T5 pre-trains with a span corruption objective: replace contiguous spans of tokens with sentinel tokens (⟨extra_id_0⟩, ⟨extra_id_1⟩, ...) and train the model to reconstruct the masked spans. This is more efficient than BERT's token-level MLM because the decoder only needs to predict the masked spans rather than the full sequence.

T5 span corruption example: Input: "Thank you ⟨X⟩ me to your party ⟨Y⟩ week." Target: "⟨X⟩ for inviting ⟨Y⟩ last ⟨Z⟩" T5 text-to-text framing examples: translate English to German: "That is good." → "Das ist gut." summarize: "Scientists discover ..." mnli hypothesis: "A dog bites a person." premise: "A person bites a dog." → "contradiction"

BART (Lewis et al., 2020) uses a similar encoder-decoder structure but pre-trains with more aggressive document corruption: sentence permutation, token masking, token deletion, text infilling, and document rotation. This diverse noise makes BART particularly strong for generation tasks where the output must maintain coherence across many sentences. BART fine-tuned on CNN/DailyMail set summarisation ROUGE records at the time.

Encoder vs Decoder for Embeddings

A practically important question: which architecture produces better sentence or document embeddings for retrieval?

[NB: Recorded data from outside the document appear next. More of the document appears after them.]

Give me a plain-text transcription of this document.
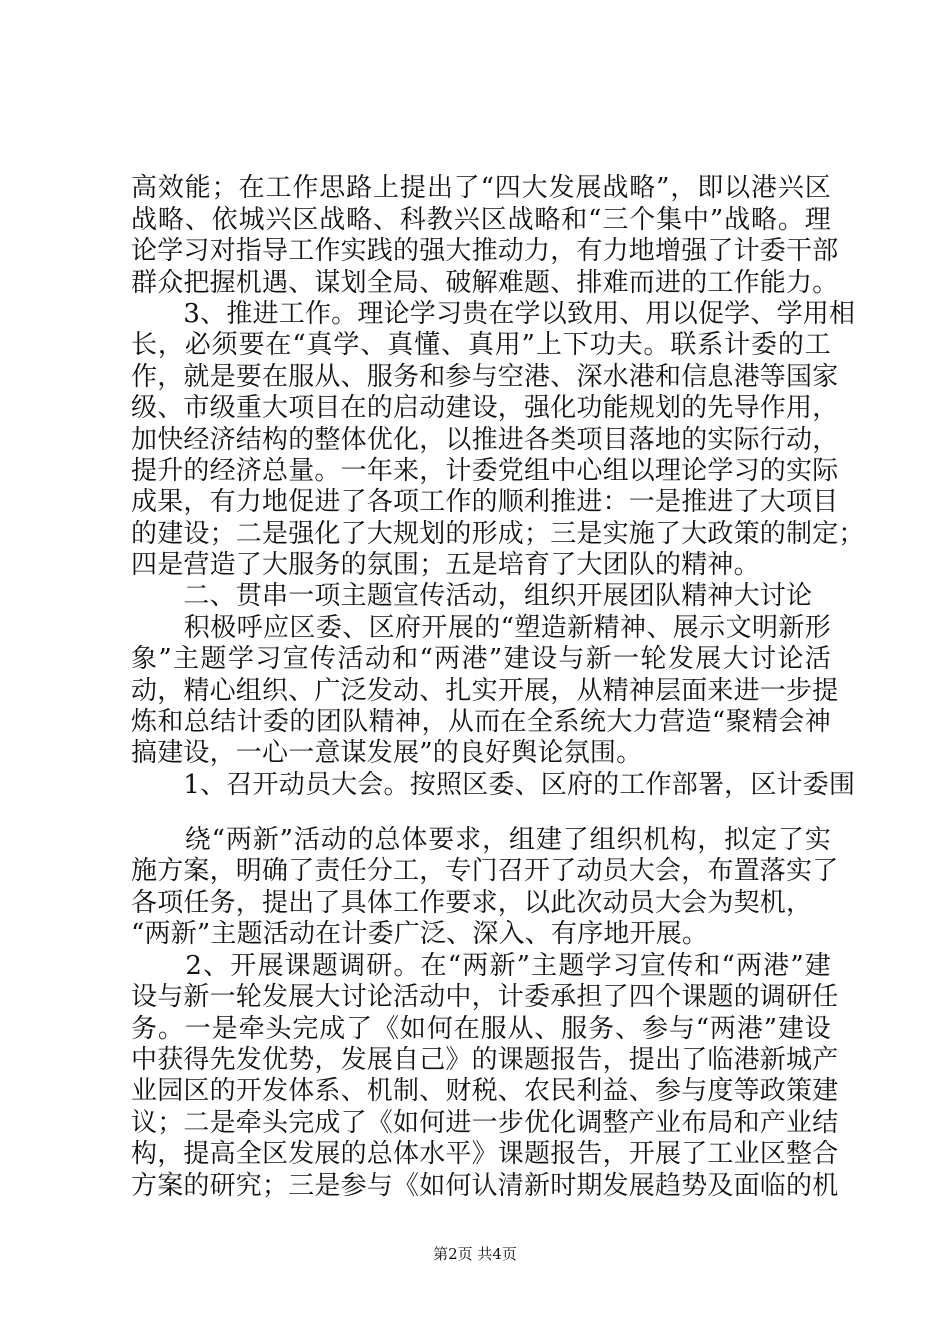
高效能；在工作思路上提出了“四大发展战略”，即以港兴区
战略、依城兴区战略、科教兴区战略和“三个集中”战略。理
论学习对指导工作实践的强大推动力，有力地增强了计委干部
群众把握机遇、谋划全局、破解难题、排难而进的工作能力。
　　3、推进工作。理论学习贵在学以致用、用以促学、学用相
长，必须要在“真学、真懂、真用”上下功夫。联系计委的工
作，就是要在服从、服务和参与空港、深水港和信息港等国家
级、市级重大项目在的启动建设，强化功能规划的先导作用，
加快经济结构的整体优化，以推进各类项目落地的实际行动，
提升的经济总量。一年来，计委党组中心组以理论学习的实际
成果，有力地促进了各项工作的顺利推进：一是推进了大项目
的建设；二是强化了大规划的形成；三是实施了大政策的制定；
四是营造了大服务的氛围；五是培育了大团队的精神。
　　二、贯串一项主题宣传活动，组织开展团队精神大讨论
　　积极呼应区委、区府开展的“塑造新精神、展示文明新形
象”主题学习宣传活动和“两港”建设与新一轮发展大讨论活
动，精心组织、广泛发动、扎实开展，从精神层面来进一步提
炼和总结计委的团队精神，从而在全系统大力营造“聚精会神
搞建设，一心一意谋发展”的良好舆论氛围。
　　1、召开动员大会。按照区委、区府的工作部署，区计委围
　　绕“两新”活动的总体要求，组建了组织机构，拟定了实
施方案，明确了责任分工，专门召开了动员大会，布置落实了
各项任务，提出了具体工作要求，以此次动员大会为契机，
“两新”主题活动在计委广泛、深入、有序地开展。
　　2、开展课题调研。在“两新”主题学习宣传和“两港”建
设与新一轮发展大讨论活动中，计委承担了四个课题的调研任
务。一是牵头完成了《如何在服从、服务、参与“两港”建设
中获得先发优势，发展自己》的课题报告，提出了临港新城产
业园区的开发体系、机制、财税、农民利益、参与度等政策建
议；二是牵头完成了《如何进一步优化调整产业布局和产业结
构，提高全区发展的总体水平》课题报告，开展了工业区整合
方案的研究；三是参与《如何认清新时期发展趋势及面临的机
第2页 共4页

Encoder-Only (Better for Retrieval)

Bidirectional attention means every token sees the full sequence before the final representation is computed. The [CLS] token embedding (or mean pool of all tokens) has access to complete context. Models fine-tuned for dense retrieval (E5, BGE, GTE) are all encoder-only BERT variants. For semantic similarity and retrieval, encoder models outperform decoder models of similar size.

Decoder-Only (Usable with Caveats)

Decoder models can produce embeddings by taking the last token's hidden state or mean-pooling over all positions. Causal attention means early tokens have not "seen" later tokens, making mean-pooling suboptimal. Instruction-tuned decoder models (E5-mistral-7b, LLM2Vec) can achieve strong retrieval via clever prompting, but require more compute than a small encoder model.

PrefixLM and UL2

Several models blend the encoder and decoder paradigms through hybrid training objectives. PrefixLM treats a prefix of the input as bidirectional (encoder-style) and the suffix as causal (decoder-style), by modifying the attention mask rather than the architecture. This allows the model to be both a strong encoder (for the prefix) and a generative decoder (for the continuation).

UL2 (Tay et al., 2022, Google) proposes a unified pretraining objective combining three modes: "R-Denoiser" (standard span corruption, like T5), "S-Denoiser" (prefix LM, generate continuations from a prefix), and "X-Denoiser" (extreme corruption, reconstruct heavily masked documents). By mixing these objectives, UL2 produces a model that is simultaneously strong at generation, classification, and conditional generation without any architectural changes — just different training signals. Flan-UL2 (fine-tuned on instruction data) is available as an open-weight model and performs competitively with GPT-3.5 on many benchmarks.

Checklist: Do You Understand This?

Can you describe the attention mask pattern (bidirectional vs causal) for encoder-only and decoder-only models, and explain why the mask choice determines whether a model can generate text autoregressively?
Can you describe BERT's masked language modelling objective and explain why it forces the model to build bidirectional context representations?
Can you explain what RoBERTa changed versus BERT and which changes had the largest empirical impact?
Can you describe the T5 "text-to-text" framing and give two examples of how different NLP tasks are reformulated as text-in, text-out problems?
Can you explain why encoder-only models are generally preferred over decoder-only models for dense retrieval tasks at equivalent parameter count?
If you needed to choose between a BERT-base encoder and a small decoder-only LLM for a document classification task with 1000 labelled examples, which would you choose and why?